La première, qui parut en 1645, avec cette indication semi-anonyme : par un prêtre de l'Oratoire, est en réalité l'œuvre commune des Pères Gibieuf et Senault. « L'auteur de la première impression de la Vie de notre bienheureuse Mère, écrivait une Carmélite de cette époque, était notre R. P. Gibieuf, qui en avait dressé l'histoire sur les mémoires qu'on lui en avait fournis de céans ;... il pria le P. Senault, à présent général de l'Oratoire, de la mettre en style, parce que notre susdit P. Gibieuf crut que les personnes du monde le goûteraient mieux que le sien. Néanmoins beaucoup de gens de nos amis avaient su la part que notre R. P. Gibieuf avait à cette histoire, et c'est de lui dont parle Mgr l'évêque de Saint-Papoul dans son approbation — disant « Saint Hyérome nous présente sainte Poule », etc. — ; mais en l'imprimant, on supprima le nom du R. P. Gibieuf, à cause du travail du R. P. Senault, et on mit seulement : composé par un Père de l'Oratoire ».

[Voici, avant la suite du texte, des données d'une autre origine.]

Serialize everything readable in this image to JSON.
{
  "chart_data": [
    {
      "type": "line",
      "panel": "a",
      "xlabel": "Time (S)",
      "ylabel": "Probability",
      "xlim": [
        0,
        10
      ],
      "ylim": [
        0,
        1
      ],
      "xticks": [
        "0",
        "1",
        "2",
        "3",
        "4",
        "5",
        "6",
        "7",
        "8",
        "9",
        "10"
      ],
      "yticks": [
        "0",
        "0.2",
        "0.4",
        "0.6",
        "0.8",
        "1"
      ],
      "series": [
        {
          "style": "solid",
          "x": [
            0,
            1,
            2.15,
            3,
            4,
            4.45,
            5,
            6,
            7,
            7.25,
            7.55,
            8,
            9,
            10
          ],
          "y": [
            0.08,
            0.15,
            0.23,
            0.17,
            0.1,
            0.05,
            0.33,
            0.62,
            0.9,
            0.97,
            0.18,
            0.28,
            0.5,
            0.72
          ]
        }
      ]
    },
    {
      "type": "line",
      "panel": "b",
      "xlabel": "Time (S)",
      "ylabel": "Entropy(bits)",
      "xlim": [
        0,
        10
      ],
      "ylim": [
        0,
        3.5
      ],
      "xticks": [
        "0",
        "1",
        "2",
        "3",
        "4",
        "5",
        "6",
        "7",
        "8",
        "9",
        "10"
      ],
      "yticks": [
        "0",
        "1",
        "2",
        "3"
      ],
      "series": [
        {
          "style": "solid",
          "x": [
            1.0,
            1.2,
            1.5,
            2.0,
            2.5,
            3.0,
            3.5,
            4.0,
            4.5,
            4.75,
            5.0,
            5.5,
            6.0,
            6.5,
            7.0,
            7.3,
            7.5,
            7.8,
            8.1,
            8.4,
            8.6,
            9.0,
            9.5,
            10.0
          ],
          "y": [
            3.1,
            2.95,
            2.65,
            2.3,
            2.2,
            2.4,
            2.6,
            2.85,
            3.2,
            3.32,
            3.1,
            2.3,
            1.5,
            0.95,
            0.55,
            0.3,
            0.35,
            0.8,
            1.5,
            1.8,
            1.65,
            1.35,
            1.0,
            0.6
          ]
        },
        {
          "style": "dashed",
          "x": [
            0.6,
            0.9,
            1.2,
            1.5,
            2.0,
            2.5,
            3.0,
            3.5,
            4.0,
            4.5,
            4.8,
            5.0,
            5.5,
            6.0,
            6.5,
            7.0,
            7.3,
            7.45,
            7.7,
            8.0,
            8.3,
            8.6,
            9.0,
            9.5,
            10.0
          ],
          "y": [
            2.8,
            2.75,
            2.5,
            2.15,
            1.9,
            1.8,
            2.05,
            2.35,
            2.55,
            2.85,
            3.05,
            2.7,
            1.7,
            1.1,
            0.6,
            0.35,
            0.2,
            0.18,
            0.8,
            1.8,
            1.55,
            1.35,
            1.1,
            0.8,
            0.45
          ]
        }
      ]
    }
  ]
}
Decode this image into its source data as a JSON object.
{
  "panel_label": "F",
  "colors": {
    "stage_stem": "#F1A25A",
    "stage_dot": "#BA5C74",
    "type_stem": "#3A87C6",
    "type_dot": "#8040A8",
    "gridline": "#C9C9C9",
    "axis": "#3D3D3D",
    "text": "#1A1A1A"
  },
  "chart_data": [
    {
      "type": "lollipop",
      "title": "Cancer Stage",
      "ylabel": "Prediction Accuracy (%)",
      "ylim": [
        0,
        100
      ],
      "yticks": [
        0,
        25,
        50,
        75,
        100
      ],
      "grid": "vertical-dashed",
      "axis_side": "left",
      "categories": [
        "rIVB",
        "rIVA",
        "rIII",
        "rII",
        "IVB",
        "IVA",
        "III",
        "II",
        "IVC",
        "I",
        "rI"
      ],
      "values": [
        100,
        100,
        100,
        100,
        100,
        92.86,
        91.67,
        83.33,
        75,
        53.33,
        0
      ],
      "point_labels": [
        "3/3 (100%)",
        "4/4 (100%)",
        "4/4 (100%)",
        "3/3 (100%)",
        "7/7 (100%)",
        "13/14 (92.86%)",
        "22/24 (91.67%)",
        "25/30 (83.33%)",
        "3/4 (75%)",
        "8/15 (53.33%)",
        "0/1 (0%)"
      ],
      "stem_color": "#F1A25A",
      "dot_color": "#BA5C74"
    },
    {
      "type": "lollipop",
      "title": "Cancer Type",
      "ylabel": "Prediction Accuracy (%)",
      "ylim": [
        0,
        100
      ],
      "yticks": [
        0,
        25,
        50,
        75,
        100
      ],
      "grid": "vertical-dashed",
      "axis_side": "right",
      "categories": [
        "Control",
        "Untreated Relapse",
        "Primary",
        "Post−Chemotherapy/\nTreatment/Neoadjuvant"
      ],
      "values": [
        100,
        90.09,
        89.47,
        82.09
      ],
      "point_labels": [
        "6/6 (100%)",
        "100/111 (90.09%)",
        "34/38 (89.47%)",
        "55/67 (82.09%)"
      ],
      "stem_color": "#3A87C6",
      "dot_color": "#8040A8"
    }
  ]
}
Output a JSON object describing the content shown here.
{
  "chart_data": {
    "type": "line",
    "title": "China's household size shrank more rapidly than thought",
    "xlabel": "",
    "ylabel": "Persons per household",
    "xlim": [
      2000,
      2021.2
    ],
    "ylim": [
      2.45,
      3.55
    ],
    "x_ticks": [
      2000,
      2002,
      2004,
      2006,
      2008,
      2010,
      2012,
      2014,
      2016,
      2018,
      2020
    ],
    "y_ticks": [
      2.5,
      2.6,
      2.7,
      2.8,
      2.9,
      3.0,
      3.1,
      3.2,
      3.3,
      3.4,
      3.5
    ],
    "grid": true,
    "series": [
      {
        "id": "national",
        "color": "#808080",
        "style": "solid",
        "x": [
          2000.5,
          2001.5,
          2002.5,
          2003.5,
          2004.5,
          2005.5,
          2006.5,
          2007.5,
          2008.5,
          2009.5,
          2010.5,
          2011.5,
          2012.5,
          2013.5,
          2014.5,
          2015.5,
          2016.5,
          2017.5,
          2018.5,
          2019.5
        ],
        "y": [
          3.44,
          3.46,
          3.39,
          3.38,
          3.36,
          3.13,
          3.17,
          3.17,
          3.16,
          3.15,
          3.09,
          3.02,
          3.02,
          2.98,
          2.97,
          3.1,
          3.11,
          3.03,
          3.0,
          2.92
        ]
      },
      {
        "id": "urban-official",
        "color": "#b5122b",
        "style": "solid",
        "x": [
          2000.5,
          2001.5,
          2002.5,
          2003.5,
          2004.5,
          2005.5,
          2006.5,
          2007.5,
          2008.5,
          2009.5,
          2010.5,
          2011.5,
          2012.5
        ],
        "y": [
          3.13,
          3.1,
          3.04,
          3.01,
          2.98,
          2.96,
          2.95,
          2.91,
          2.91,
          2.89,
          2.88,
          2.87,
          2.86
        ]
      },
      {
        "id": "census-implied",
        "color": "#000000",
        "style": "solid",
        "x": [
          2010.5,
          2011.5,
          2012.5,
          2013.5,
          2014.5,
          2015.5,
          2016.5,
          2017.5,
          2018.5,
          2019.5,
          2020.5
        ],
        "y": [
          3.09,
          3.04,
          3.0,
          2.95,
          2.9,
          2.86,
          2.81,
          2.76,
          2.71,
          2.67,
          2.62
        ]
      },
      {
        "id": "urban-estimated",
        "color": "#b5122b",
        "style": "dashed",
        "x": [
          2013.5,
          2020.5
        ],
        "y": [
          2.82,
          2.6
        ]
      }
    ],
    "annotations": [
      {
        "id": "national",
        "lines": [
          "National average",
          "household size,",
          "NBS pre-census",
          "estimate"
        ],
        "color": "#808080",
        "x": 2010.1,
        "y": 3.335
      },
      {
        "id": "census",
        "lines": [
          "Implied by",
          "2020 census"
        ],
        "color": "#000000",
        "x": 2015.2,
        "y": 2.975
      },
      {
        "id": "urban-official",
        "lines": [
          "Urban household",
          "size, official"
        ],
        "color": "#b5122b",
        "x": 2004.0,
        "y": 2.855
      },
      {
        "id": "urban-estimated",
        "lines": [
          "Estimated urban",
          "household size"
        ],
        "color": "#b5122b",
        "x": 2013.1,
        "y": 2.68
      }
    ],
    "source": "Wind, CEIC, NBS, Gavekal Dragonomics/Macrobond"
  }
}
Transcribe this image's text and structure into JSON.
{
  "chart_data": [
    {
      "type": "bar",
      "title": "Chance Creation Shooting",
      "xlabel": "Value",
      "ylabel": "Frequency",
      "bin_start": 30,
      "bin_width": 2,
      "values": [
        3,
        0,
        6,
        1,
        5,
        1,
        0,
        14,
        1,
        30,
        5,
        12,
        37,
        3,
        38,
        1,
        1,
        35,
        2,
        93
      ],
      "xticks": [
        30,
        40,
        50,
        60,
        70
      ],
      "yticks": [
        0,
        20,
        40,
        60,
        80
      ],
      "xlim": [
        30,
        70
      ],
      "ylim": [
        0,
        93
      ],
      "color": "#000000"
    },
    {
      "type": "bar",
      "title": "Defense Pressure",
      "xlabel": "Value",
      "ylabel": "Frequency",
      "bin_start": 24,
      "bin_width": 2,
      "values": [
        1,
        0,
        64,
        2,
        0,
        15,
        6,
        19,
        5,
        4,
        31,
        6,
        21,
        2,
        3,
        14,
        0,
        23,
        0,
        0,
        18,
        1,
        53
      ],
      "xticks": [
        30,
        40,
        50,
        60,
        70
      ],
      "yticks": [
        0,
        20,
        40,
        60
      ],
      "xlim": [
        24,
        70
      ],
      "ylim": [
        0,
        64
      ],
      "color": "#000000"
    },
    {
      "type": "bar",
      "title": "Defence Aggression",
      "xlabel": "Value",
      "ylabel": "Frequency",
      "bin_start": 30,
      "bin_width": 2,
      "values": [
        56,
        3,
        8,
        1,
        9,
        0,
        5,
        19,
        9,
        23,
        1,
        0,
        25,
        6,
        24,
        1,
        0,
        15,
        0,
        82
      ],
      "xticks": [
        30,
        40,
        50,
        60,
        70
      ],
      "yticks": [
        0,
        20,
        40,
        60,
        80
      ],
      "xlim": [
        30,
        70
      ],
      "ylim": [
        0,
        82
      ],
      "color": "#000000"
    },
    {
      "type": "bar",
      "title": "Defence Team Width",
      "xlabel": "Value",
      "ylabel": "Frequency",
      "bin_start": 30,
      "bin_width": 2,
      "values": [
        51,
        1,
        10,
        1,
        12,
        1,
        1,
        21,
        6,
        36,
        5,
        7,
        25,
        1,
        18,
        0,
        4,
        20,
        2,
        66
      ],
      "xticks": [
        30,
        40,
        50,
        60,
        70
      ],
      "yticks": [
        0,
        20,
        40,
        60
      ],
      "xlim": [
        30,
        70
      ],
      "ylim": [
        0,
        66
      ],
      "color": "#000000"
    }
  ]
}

De nombreux passages du même document répètent ces dires sous une forme ou une autre, et il est facile, aujourd'hui encore, de les contrôler en comparant le texte de la biographie imprimée en 1645 avec celui du P. Gibieuf, dont une précieuse copie, due à son secrétaire, se conserve au monastère de l'Incarnation. On n'a là, en effet, qu'une œuvre inachevée. D'abord, elle s'arrête au chapitre vu du livre II, et un papier volant avertit que l'auteur n'en composa pas davantage. Puis, le style dénote en maints endroits une rédaction hâtive et de premier jet. Néanmoins ces cahiers sont loin d'être de simples mémoires, comme les qualifie la Préface de 1645 ; ils forment un livre aux trois quarts fait, où l'on reconnaît de prime abord le fond de l'ouvrage de Senault, lequel suit presque partout la narration de son confrère et souvent même l'adopte textuellement.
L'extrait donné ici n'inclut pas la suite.